Ayrıca Ramazan İpek’in Melek’e işkence ettiğini, onur kırıcı şekilde davranıldığını ve ellerini kelepçelendiğinin anlatıldığı kararda, “Bu şekilde davranan sanığın uyguladığı sistematik şiddetin tekrarının muhakkak olduğu açıktır” da denildi.
‘Melek öç alma güdüsü ile hareket etmedi’
Kararda, “Sanığın niyetinin, fiilin icra tarzına ve ruh haline göre ciddi bir saldırının defedilmesinden ziyade sanığın uğradığı şiddetin oluşturduğu kin ve nefret duygusunu tatmine yönelik olarak kabul edilemez” sözlerine yer verildi. Melek’in “Ne de olsa meşru müdafaa halindeyim fırsat bu fırsat” iradesi ile yerde yatmakta olan maktule karşı fırsatı öfke ve gazap ile hareket etmediği belirtildi. Kararda “Sonrasında en hızlı şekilde 112 acil servis hattını arayarak olayı ihbar etmesi, söz konusu ihbar ile yardım talep etmesi hatta olayın gerçekleştiği evin ekipler tarafından bulunmasına yönelik görevlilere ısrarlı yer ve yön tarifinde bulunması hususları hep birlikte değerlendirildiğinde, sanığın öç alma güdüsü ile hareket etmediği yönünde tam bir kanaat edinilmiştir” diye belirtildi.

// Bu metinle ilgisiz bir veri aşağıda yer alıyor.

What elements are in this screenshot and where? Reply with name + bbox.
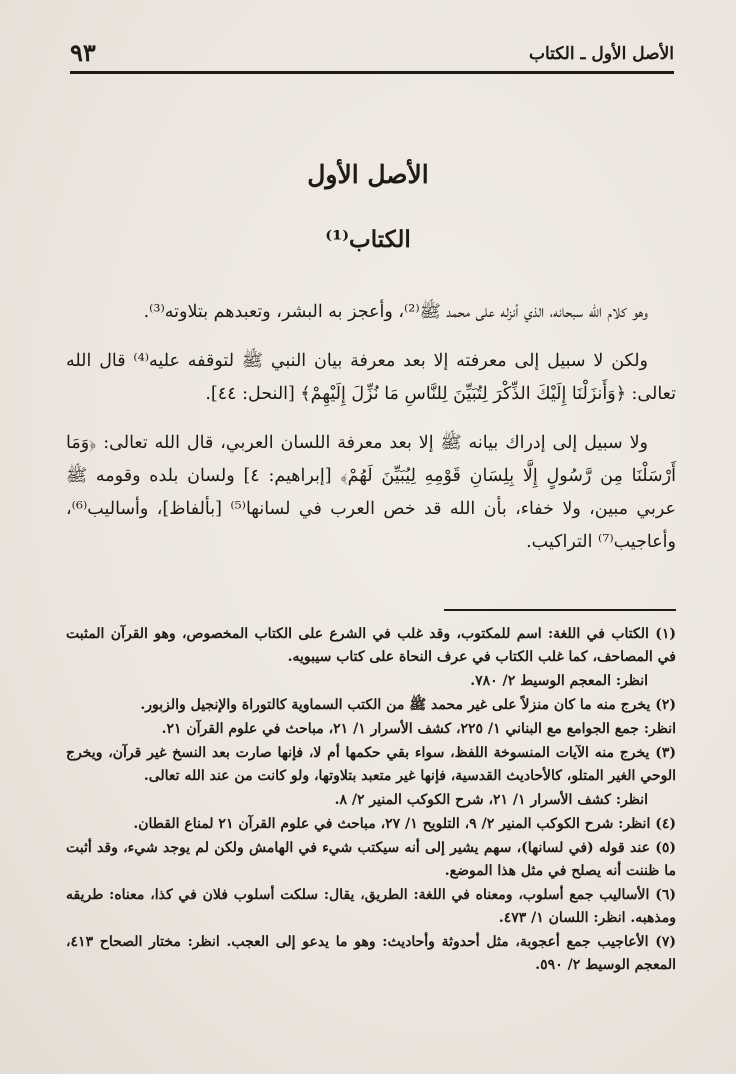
footnote-3-ref: انظر: كشف الأسرار ١/ ٢١، شرح الكوكب المنير ٢/ ٨. <box>334 792 648 808</box>
paragraph-2: ولكن لا سبيل إلى معرفته إلا بعد معرفة بيان النبي ﷺ لتوقفه عليه⁽⁴⁾ قال الله تعالى: ﴿وَأَنزَلْنَا إِلَيْكَ الذِّكْرَ لِتُبَيِّنَ لِلنَّاسِ مَا نُزِّلَ إِلَيْهِمْ﴾ [النحل: ٤٤]. <box>66 351 676 404</box>
footnote-5: (٥) عند قوله (في لسانها)، سهم يشير إلى أنه سيكتب شيء في الهامش ولكن لم يوجد شيء، وقد أثبت ما ظننت أنه يصلح في مثل هذا الموضع. <box>66 840 676 879</box>
paragraph-3: ولا سبيل إلى إدراك بيانه ﷺ إلا بعد معرفة اللسان العربي، قال الله تعالى: ﴿وَمَا أَرْسَلْنَا مِن رَّسُولٍ إِلَّا بِلِسَانِ قَوْمِهِ لِيُبَيِّنَ لَهُمْ﴾ [إبراهيم: ٤] ولسان بلده وقومه ﷺ عربي مبين، ولا خفاء، بأن الله قد خص العرب في لسانها⁽⁵⁾ [بألفاظ]، وأساليب⁽⁶⁾، وأعاجيب⁽⁷⁾ التراكيب. <box>66 433 676 552</box>
chapter-title: الأصل الأول <box>307 160 429 189</box>
footnote-6: (٦) الأساليب جمع أسلوب، ومعناه في اللغة: الطريق، يقال: سلكت أسلوب فلان في كذا، معناه: طريقه ومذهبه. انظر: اللسان ١/ ٤٧٣. <box>66 887 676 926</box>
footnotes <box>66 623 676 978</box>
footnote-2: (٢) يخرج منه ما كان منزلاً على غير محمد ﷺ من الكتب السماوية كالتوراة والإنجيل والزبور. <box>140 697 676 713</box>
footnote-1-ref: انظر: المعجم الوسيط ٢/ ٧٨٠. <box>470 673 648 689</box>
paragraph-1: وهو كلام الله سبحانه، الذي أنزله على محمد ﷺ⁽²⁾، وأعجز به البشر، وتعبدهم بتلاوته⁽³⁾. <box>143 302 648 322</box>
running-header <box>70 38 674 72</box>
footnote-1: (١) الكتاب في اللغة: اسم للمكتوب، وقد غلب في الشرع على الكتاب المخصوص، وهو القرآن المثبت في المصاحف، كما غلب الكتاب في عرف النحاة على كتاب سيبويه. <box>66 626 676 665</box>
footnote-4: (٤) انظر: شرح الكوكب المنير ٢/ ٩، التلويح ١/ ٢٧، مباحث في علوم القرآن ٢١ لمناع القطان. <box>133 816 676 832</box>
footnote-2-ref: انظر: جمع الجوامع مع البناني ١/ ٢٢٥، كشف الأسرار ١/ ٢١، مباحث في علوم القرآن ٢١. <box>161 721 676 737</box>
footnote-3: (٣) يخرج منه الآيات المنسوخة اللفظ، سواء بقي حكمها أم لا، فإنها صارت بعد النسخ غير قرآن، ويخرج الوحي الغير المتلو، كالأحاديث القدسية، فإنها غير متعبد بتلاوتها، ولو كانت من عند الله تعالى. <box>66 745 676 784</box>
header-rule <box>70 71 674 74</box>
section-title: الكتاب⁽¹⁾ <box>325 226 411 253</box>
running-title: الأصل الأول ـ الكتاب <box>528 44 674 64</box>
footnote-separator <box>444 609 676 611</box>
page-number: ٩٣ <box>70 38 96 67</box>
main-text <box>66 296 676 575</box>
footnote-7: (٧) الأعاجيب جمع أعجوبة، مثل أحدوثة وأحاديث: وهو ما يدعو إلى العجب. انظر: مختار الصحاح ٤١٣، المعجم الوسيط ٢/ ٥٩٠. <box>66 934 676 973</box>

Melek’in işkenceye maruz kalmış olması göz önüne alındı
Kararda ayrıca Melek’in doğrudan öldürme kastı ile hareket etmediği açıklanırken, Melek’in işkenceye maruz kaldığına da yer verildi. Kararda, “Sanığın tekrar şiddete maruz kalması muhakkak olmakla kendini koruma içgüdüsünden kaynaklanan doğal bir davranış olduğunun kabulünde zorunluluk bulunmaktadır” ifadeleri yer aldı.
‘Vicdani kanaat oluştu’
Kararda meşru savunmada sınırın mazur görülebilecek bir heyecan, korku ve telaş ile aşıldığı ifade edilirken, “Sanığın, maruz kaldığı saldırının etkisiyle içine düştüğü psikolojik hal nedeniyle heyecanlanması, paniğe kapılması ve hatta korkması, bunun sonucunda da meşru savunma sınırını aşması hayatın olağan akışında beklenebilecek bir durum olup, kin ve öç alma güdüsü ile hareket edilmediği konusunda mahkememizde tam bir vicdani kanaat oluşmuştur” sözlerine yer verildi.